Entourer les porteurs de handicap de charité, sollicitude, soin, a constitué, jadis, une avancée certaine. Comprendre que, malgré, où à cause de leurs caractéristiques psychiques et/ou physiques, il s’agit d’humains comme les autres, marqua à son tour une nouvelle avancée. On a cessé de les nommer « difformes » pour les désigner par « handicapés » et, depuis peu, « personnes en situation de handicap » ou encore « personne avec handicap » - appellations spécifiques qui ne désignent pas un personnage identique, dont l’histoire reste à faire.

Une vision renouvelée - nouvelles revendications

Cependant, d’anciennes représentations subsistent. Même sous de nouveaux oripeaux, elles persisteront encore longtemps. Mais nombreux sont les individus, les groupes, les publications qui préconisent une vision renouvelée du handicap et de ses porteurs. Également forte est la revendication d’un nombre croissant de ces personnes qui revendiquent des droits nouveaux ou peu pris en compte jusque-là, y compris en matière d’orientation sexuelle et de préférence politique. Le champ du handicap est un champ mouvant, animé, composite.

C’est pourquoi il importe que les désignations et diagnostics suivent cette évolution, ratent le moins possible les trouvailles et les innovations, n’escammotent pas des réalités effectivement complexes, bref n’enfoncent pas les personnes sous des étiquetages aussi péremptoires qu’impropres, inadéquats.

Les personnes en situation de handicap ne détiennent pas l’exclusivité des difficultés

Soit l’appellation « personnes différentes ». Curieuse dénomination, en vérité. Elle n’est pas sans rappeler la pittoresque expression : « les gens de couleur » dont se servent ceux qui tiennent à ne pas paraître racistes - comme si eux-mêmes étaient translucides ! Or ces personnes handicapées ne sont différentes que vis-à-vis des personnes dites valides qui, à leur tour, diffèrent des personnes handicapées. Les unes sont corrélées aux autres. Ce qu’il faut entendre c’est qu’il n’y a pas un modèle unique et indépassable par rapport auquel seules existeraient des exceptions plus ou moins malheureuses.

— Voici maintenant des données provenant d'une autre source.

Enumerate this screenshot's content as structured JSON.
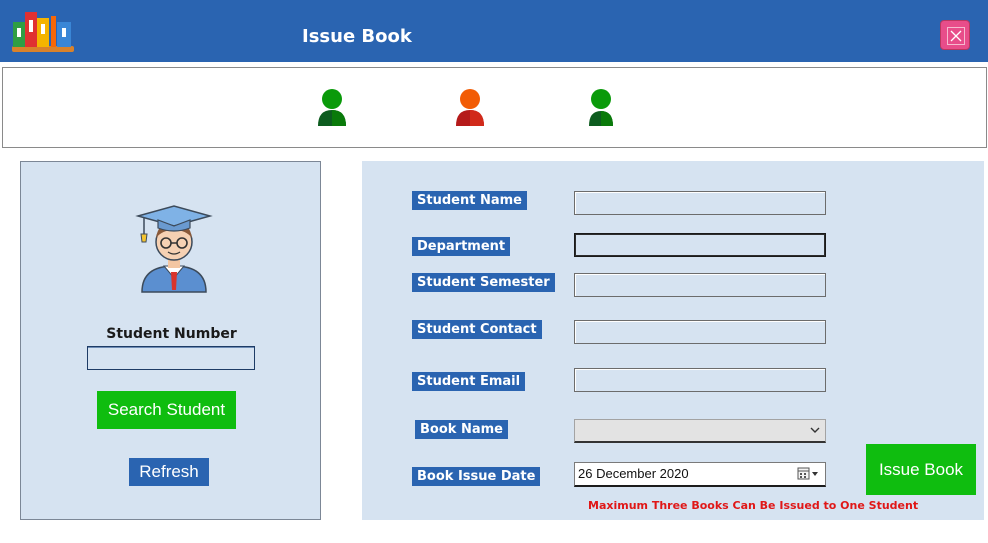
{
  "window": {
    "title": "Issue Book"
  },
  "toolbar": {
    "icons": [
      "user-icon",
      "user-icon",
      "user-icon"
    ],
    "colors": {
      "green": "#0a9a0a",
      "orange": "#f25c05",
      "dark_green": "#0a7a0a"
    }
  },
  "left_panel": {
    "student_number_label": "Student Number",
    "student_number_value": "",
    "search_button": "Search Student",
    "refresh_button": "Refresh"
  },
  "form": {
    "student_name_label": "Student Name",
    "department_label": "Department",
    "semester_label": "Student Semester",
    "contact_label": "Student Contact",
    "email_label": "Student Email",
    "book_name_label": "Book Name",
    "issue_date_label": "Book Issue Date",
    "student_name_value": "",
    "department_value": "",
    "semester_value": "",
    "contact_value": "",
    "email_value": "",
    "book_name_selected": "",
    "issue_date_value": "26 December  2020",
    "issue_button": "Issue Book",
    "note": "Maximum Three Books Can Be Issued to One Student"
  },
  "colors": {
    "title_bar": "#2a64b1",
    "panel": "#d6e3f1",
    "label_bg": "#2a64b1",
    "action_green": "#0fbd0f",
    "warning_text": "#e01717",
    "close_button": "#e84d8a"
  }
}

Il existe des modalités hétérogènes d’humanité, de genre de vie, d’ambition et de dépression. Y compris au sein des valides - qui le sont passablement pour certaines activités, moins pour d’autres et pas du tout pour d’autres encore. Les personnes en situation de handicap ne détiennent pas l’exclusivité des difficultés. Telle est une des leçons inédites des temps actuels. Il est temps d’en prendre acte.

De l’handicap du regard vers l’intelligence de la pensée...

Ce n’est donc pas de charité, ni de compassion, ni d’apitoiement que le handicap a aujourd’hui besoin mais d’intelligence et de pensée, d’analyse aussi fine que possible, de co-construction du sens historique et par conséquent changeant de ce que sont le handicap et la normalité. L’enjeu est bien d’accompagner les personnes en situation de handicap - autant que les personnes valides qui, inquiètes devant leurs multiples déficiences personnelles, ont tendance à déverser celles-ci sur les seules personnes d’en face.